After evaluating a large group of participants for over a month, the researchers concluded that when happiness was associated with selfish behaviors, it did not lead to a healthier body. Taking things from others, regardless of whether or not the other person was a friend or a stranger, can lead to a happy mental state. However, this state is one that does not promote health. The researchers noted that happiness when it was associated with the desire to be selfless by giving back was completely different. People who gave back were happy because they added meaning to their lives, which resulted in an overall healthier state.
"Happiness without meaning characterizes a relatively shallow, self-absorbed or even selfish life, in which things go well, needs and desire are easily satisfied, and difficult or taxing entanglements are avoided," the authors of the study wrote according to The Atlantic. "If anything, pure happiness is linked to not helping others in need."

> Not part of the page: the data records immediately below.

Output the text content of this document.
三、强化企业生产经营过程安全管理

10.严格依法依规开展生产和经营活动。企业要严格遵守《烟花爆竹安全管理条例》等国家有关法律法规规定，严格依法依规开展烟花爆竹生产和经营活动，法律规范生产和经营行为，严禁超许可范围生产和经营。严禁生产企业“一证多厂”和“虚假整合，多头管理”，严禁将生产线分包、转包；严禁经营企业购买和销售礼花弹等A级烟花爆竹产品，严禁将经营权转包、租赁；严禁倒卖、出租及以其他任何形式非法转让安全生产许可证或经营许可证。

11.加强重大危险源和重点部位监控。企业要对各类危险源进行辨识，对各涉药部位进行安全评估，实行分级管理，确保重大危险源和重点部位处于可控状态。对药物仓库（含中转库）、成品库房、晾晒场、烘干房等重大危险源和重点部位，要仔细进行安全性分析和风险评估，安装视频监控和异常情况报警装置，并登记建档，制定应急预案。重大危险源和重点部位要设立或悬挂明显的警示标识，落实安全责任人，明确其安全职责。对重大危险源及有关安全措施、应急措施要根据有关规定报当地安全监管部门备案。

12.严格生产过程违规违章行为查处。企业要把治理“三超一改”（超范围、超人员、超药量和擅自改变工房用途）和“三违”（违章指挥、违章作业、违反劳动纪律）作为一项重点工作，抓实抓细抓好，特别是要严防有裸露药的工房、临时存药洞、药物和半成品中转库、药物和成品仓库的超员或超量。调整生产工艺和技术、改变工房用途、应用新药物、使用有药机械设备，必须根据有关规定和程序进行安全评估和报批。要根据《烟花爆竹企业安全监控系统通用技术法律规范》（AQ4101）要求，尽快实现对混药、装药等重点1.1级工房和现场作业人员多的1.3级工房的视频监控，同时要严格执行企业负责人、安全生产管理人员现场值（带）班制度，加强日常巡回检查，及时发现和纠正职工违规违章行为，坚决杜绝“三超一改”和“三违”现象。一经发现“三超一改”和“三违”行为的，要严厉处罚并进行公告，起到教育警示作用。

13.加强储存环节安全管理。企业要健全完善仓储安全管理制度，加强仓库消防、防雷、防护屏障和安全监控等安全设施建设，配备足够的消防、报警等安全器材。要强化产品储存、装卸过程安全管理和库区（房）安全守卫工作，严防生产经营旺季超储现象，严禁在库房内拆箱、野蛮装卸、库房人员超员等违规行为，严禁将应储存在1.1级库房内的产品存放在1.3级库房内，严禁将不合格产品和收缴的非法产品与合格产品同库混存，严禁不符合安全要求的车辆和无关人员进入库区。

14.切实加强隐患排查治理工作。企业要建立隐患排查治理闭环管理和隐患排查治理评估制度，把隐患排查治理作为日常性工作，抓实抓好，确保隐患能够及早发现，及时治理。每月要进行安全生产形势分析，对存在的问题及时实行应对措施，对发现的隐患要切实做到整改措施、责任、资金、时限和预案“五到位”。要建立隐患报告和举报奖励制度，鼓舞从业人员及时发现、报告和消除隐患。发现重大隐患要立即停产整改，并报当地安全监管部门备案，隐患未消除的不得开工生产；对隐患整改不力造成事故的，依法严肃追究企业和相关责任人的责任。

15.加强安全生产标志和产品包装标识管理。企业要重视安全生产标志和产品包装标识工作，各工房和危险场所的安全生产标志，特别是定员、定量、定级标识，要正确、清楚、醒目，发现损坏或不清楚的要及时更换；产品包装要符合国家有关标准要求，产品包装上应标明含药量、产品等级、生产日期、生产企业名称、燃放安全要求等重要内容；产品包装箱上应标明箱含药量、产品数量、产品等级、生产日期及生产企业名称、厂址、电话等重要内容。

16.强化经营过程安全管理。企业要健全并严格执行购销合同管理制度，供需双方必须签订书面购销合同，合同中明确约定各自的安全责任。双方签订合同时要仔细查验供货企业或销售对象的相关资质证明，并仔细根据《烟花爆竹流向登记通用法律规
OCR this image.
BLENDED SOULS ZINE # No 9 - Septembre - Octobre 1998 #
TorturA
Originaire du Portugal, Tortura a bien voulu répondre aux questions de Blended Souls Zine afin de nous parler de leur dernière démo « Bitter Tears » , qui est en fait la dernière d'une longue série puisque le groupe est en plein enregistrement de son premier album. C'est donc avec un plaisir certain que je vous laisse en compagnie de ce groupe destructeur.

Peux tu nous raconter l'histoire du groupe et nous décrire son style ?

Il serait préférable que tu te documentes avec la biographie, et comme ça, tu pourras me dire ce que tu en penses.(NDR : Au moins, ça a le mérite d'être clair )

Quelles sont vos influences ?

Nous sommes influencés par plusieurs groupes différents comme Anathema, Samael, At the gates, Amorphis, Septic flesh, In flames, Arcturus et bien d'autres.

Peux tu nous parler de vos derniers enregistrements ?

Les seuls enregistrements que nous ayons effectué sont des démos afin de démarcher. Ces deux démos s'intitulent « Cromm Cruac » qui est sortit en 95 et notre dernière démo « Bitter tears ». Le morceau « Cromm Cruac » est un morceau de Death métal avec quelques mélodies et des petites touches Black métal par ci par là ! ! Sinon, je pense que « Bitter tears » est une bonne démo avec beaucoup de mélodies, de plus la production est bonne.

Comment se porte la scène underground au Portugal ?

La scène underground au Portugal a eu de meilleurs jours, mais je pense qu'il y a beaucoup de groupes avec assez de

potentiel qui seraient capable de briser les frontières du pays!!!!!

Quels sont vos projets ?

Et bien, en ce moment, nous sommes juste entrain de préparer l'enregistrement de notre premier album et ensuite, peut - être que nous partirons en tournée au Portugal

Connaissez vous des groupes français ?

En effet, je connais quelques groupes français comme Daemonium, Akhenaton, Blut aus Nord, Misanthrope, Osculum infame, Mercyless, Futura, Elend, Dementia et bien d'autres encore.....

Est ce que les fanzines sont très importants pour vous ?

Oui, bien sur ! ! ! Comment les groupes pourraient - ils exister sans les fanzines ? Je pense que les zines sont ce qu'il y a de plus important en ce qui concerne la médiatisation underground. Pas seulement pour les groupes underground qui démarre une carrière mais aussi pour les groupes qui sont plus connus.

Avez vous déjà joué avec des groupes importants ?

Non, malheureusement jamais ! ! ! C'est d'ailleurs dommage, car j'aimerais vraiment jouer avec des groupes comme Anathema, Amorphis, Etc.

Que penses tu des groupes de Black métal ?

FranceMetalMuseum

For this particular study, the researchers, Barbara Fredrickson from the University of North Carolina-Chapel Hill and Steve Cole from UCLA (University California Los Angeles) recruited 80 participants. These participants provided self-repots of their levels of happiness and meaning in life. Happiness was measured by questions, such as 'How often did you feel interested in life?' and 'How often did you feel happy?' Meaning was measured by questions, such as 'How often did you feel that you belonged to a community/social group' and 'How often did you feel that you had something to contribute to society?'
After collecting the data, the researchers then focused on gene expression. They used fMRI scans to identify the areas of the brain that responded to multiple stimuli. The researchers found that people who were happy but had no meaning in life had gene expressions that resembled people who were suffering from chronic life problems. The gene expression pattern from the people who had meaning was significantly more beneficial. This study suggests that it takes a lot to be happy and healthy.
"Empty positive emotions are about as good for you as adversity," Fredrickson said.
The study was published in the Proceedings of the National Academy of Sciences (PNAS).